Introduction: Gestational age at delivery seems to be a risk factor of recurrence of preeclampsia. The objective of this study was to analyze adverse pregnancy outcomes and recurrence of preeclampsia during the subsequent pregnancy in women with a history of pre-eclampsia delivered before 26 weeks of gestation.
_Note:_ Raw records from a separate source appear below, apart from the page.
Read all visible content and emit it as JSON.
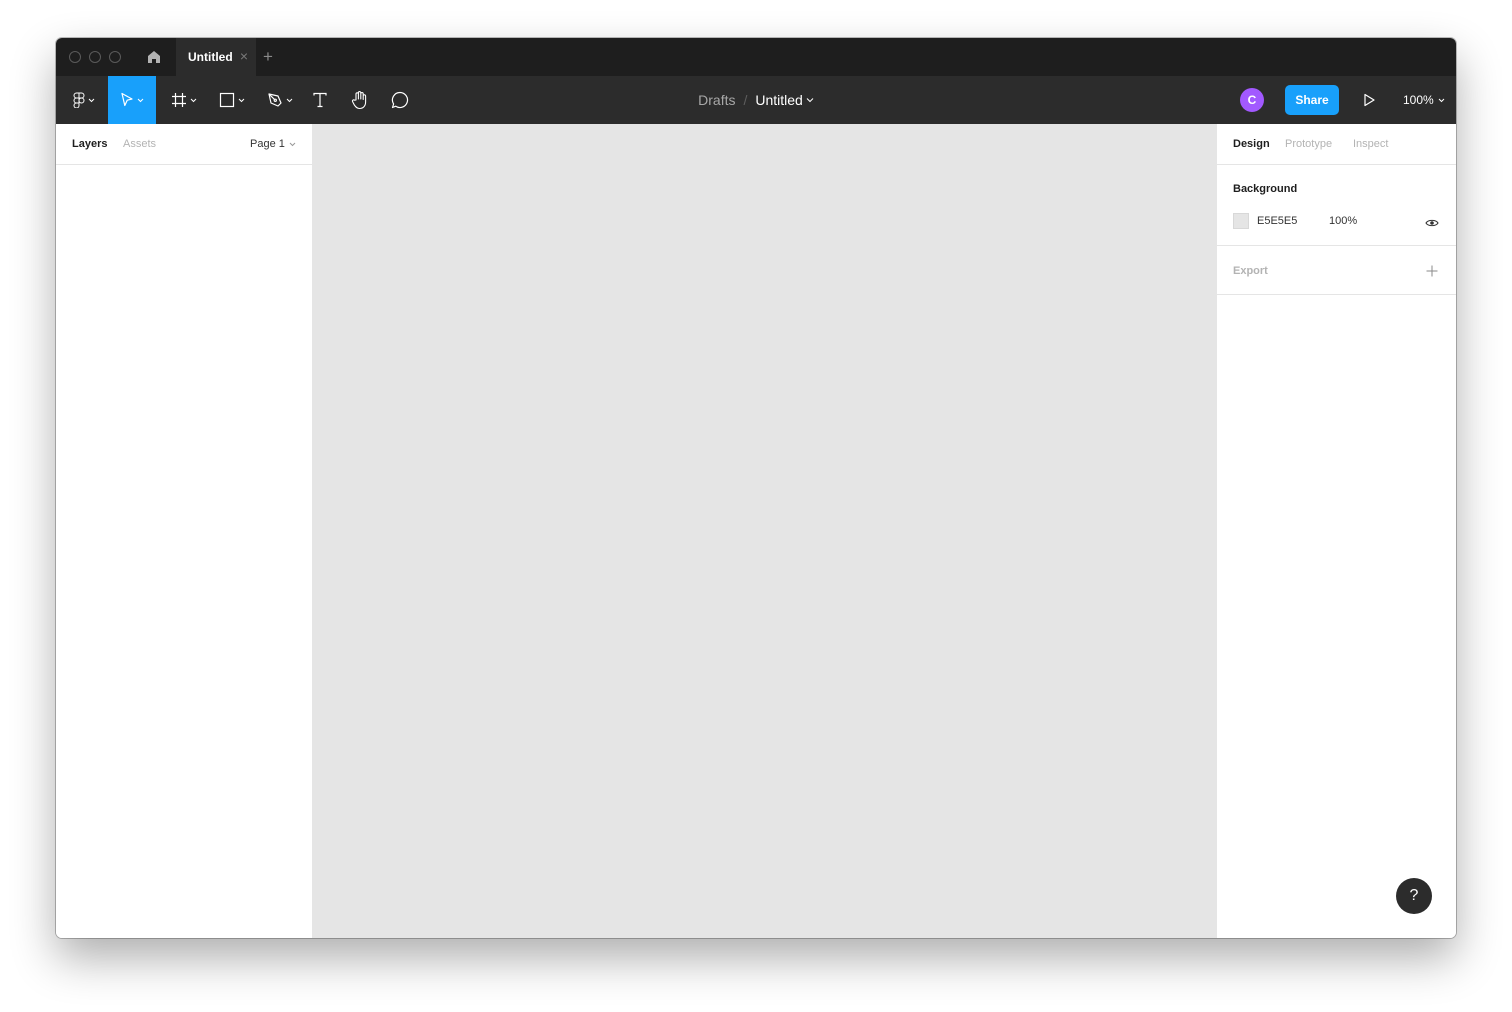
{
  "titlebar": {
    "tab_label": "Untitled",
    "tab_close": "×",
    "new_tab": "+"
  },
  "toolbar": {
    "tools": [
      {
        "name": "main-menu",
        "icon": "figma-logo-icon"
      },
      {
        "name": "move",
        "icon": "cursor-arrow-icon",
        "active": true
      },
      {
        "name": "frame",
        "icon": "frame-hash-icon"
      },
      {
        "name": "rectangle",
        "icon": "rectangle-icon"
      },
      {
        "name": "pen",
        "icon": "pen-nib-icon"
      },
      {
        "name": "text",
        "icon": "text-t-icon"
      },
      {
        "name": "hand",
        "icon": "hand-icon"
      },
      {
        "name": "comment",
        "icon": "speech-bubble-icon"
      }
    ],
    "breadcrumb_parent": "Drafts",
    "breadcrumb_separator": "/",
    "file_title": "Untitled",
    "avatar_initial": "C",
    "share_label": "Share",
    "zoom": "100%"
  },
  "left_panel": {
    "tab_layers": "Layers",
    "tab_assets": "Assets",
    "page": "Page 1"
  },
  "right_panel": {
    "tab_design": "Design",
    "tab_prototype": "Prototype",
    "tab_inspect": "Inspect",
    "background_title": "Background",
    "background_hex": "E5E5E5",
    "background_opacity": "100%",
    "export_title": "Export"
  },
  "help_label": "?",
  "colors": {
    "accent": "#18A0FB",
    "avatar": "#A259FF",
    "toolbar": "#2C2C2C",
    "canvas": "#E5E5E5"
  }
}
Material and method: We performed a retrospective study in two French tertiary care hospitals between 2000 and 2018. Patients with a history of pre-eclampsia delivered before 26 weeks of gestation were analyzed. Information on the immediate subsequent pregnancy was collected. Adverse composite outcome was defined as recurrent preeclampsia, HELLP syndrome, placental abruption, fetal growth restriction <3rd percentile or <10e percentile with Doppler abnormalities, maternal death and fetal death.
Results: Among the 107 patients who met the criteria, 48 were analyzed for a subsequent pregnancy. Seventeen women (35.4 %) developed an adverse composite outcome, occurring for 15 women (31.2 %) before 34 weeks. Ten women (20.8 %) developed a recurrent preeclampsia occurring for 5 women (10.4 %) before 34 weeks. We related 3 HELLP syndromes, 1 placental abruption, 9 fetal growth restrictions, 3 fetal deaths and no maternal death. Compared to baseline normotensive women, chronic hypertension was significantly associated with an increased risk of adverse composite outcome (19.3 vs 58.8 %, p-value 0.014).
Conclusion: In our population, preeclampsia with delivery before 26 weeks is associated with 35.4 % of adverse composite outcomes and 20.8 % of recurrent preeclampsia during the immediate subsequent pregnancy. These results justify the importance of an ongoing monitoring of these patients during subsequent pregnancy.